Background
Postmortem interrogation of cardiac implantable electronic devices (CIEDs) can provide valuable insights into device function, battery status, and terminal rhythm prior to death. Despite its clinical and forensic relevance, large-scale systematic analyses remain scarce, and postmortem CIED interrogation is still not routinely implemented in most centers.
Aims
This prospective registry aimed to assess the feasibility of postmortem CIED interrogation and investigate the incidence of CIED defects and arrhythmia-related causes as well as time of death.
Methods
Between 2016 and 2025, all CIEDs explanted during medicolegal autopsy at the Institute of Forensic Medicine at the University Hospital of Cologne, were interrogated in the Department of Electrophysiology and systematically analyzed regarding battery condition, functional integrity and Holter data.
Results
A total of 285 CIEDs were analyzed. The majority were pacemakers (dual chamber: n=138, 48%; single-chamber: n=64, 22%; CRT-P: n=3, 1.1%; leadless pacer: n= 3, 1%), followed by implantable cardiac defibrillators (ICDs; single-chamber: n=31, 11%; CRT-D: n=29, 10%; dual-chamber: n=10, 3.5%; subcutaneous ICD: n=1, 0.4%). Implantable loop recorders (ILRs) were interrogated in 6 (2%) cases. Patients were found dead at an average age of 77 (± 13) years and 93 (33%) were female. The median time from last device interrogation to death was 103 days [IQR 35–180]. At time of death, 273 devices (96%) showed normal battery status. In cases displaying ERI (n=10, 3.5%) or EOS (n=3, 1%) prior to death, battery depletion did not cause relevant device dysfunction in any case. Overall, 267 devices (94%) showed a normal device function during time of death, in 17 (6%) cases, signs of device malfunctions could be observed . In one case, premortem device integrity could not be determined. A device dysfunction possibly leading to death was found in 6 cases (2%). Holter data were retrievable in 261 devices (92%), showing premortem events in 171 cases (66%).
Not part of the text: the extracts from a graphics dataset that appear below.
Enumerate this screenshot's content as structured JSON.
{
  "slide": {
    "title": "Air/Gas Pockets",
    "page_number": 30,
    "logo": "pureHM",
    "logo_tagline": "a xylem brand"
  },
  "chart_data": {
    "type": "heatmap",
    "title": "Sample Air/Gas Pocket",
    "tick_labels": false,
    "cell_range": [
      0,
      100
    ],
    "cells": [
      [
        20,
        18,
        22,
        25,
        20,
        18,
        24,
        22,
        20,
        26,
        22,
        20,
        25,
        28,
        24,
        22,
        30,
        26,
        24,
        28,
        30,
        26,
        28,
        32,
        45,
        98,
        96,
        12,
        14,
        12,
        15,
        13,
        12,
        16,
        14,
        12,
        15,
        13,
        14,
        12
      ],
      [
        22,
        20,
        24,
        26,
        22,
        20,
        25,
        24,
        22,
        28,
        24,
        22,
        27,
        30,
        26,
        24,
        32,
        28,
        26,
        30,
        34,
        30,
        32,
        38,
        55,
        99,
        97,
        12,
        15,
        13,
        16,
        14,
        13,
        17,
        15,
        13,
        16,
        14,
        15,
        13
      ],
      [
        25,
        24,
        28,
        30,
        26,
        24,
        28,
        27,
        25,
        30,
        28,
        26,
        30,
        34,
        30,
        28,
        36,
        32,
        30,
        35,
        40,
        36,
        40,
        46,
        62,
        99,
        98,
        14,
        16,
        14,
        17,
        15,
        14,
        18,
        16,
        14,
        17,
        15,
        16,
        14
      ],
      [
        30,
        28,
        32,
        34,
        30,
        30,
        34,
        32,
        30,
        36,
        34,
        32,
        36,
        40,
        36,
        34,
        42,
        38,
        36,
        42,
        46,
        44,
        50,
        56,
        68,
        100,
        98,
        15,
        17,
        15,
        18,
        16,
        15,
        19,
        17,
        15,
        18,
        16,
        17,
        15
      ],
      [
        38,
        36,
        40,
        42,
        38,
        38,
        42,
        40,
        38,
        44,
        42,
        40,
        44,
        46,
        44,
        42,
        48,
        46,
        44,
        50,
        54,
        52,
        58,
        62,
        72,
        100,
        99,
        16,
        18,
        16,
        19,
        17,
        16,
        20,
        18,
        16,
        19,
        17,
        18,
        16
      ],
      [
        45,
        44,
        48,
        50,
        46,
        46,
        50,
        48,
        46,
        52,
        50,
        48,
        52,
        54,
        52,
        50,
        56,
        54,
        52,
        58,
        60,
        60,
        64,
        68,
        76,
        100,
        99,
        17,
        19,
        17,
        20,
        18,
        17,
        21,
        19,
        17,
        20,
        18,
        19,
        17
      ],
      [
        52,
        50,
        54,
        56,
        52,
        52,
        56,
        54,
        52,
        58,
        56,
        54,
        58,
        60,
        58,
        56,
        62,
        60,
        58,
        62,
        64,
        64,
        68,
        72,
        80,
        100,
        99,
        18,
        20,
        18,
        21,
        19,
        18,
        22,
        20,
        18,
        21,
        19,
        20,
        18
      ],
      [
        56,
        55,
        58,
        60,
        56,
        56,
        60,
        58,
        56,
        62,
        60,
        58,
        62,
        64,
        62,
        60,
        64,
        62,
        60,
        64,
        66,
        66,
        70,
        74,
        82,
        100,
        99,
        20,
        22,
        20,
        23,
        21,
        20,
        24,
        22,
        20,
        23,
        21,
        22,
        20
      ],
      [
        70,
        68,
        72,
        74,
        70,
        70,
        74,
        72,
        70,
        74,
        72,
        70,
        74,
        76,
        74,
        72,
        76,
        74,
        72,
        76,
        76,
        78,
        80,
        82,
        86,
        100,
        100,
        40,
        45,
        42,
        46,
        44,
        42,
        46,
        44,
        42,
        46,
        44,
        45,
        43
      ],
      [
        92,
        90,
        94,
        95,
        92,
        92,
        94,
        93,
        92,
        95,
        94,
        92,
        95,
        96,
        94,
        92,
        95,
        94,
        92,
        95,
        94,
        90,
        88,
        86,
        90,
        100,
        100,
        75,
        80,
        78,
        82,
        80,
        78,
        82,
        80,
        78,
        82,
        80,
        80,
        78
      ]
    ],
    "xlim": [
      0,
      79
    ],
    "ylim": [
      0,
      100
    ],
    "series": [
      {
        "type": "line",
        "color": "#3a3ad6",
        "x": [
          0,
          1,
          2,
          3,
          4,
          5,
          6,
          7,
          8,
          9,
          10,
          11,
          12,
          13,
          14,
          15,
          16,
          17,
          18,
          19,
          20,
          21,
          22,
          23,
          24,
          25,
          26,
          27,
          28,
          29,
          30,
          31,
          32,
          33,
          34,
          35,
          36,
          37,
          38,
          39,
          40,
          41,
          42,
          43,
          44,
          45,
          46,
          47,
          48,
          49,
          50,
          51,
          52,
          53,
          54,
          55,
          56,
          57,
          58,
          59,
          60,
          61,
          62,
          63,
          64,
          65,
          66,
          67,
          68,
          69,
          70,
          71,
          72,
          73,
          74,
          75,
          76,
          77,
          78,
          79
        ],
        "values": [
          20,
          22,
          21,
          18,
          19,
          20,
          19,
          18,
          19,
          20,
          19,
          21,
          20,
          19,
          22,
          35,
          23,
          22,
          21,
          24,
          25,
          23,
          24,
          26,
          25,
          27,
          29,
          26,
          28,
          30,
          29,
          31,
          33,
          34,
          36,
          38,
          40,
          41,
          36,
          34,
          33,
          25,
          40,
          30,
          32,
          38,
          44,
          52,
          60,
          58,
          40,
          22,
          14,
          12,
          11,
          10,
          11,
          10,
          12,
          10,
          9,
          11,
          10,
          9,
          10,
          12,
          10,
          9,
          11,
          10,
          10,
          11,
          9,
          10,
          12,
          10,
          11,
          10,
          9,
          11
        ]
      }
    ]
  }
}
In 50 cases (28%) a sustained ventricular tachycardia (VT) or ventricular fibrillation (VF) was identified, timely related to patient death, while in 6 cases (3%), a bradycardic event was identified. Overall, in 61 cases (21%), postmortem interrogation enabled an estimation or determination of the time of death.
Conclusion
With 285 cases, this represents the largest systematically analyzed postmortem CIED registry worldwide. Postmortem device interrogation is generally feasible and Holter readouts are possible in most interrogations. Overall, CIED dysfunction is rare and even in cases showing ERI or EOS premortem, battery depletion did not cause meaningful device dysfunction. Interrogations can frequently provide meaningful insights into terminal rhythm and time of death. This highlights its clinical and forensic relevance and underscores the need to establish local structures to routinely perform postmortem CIED interrogations.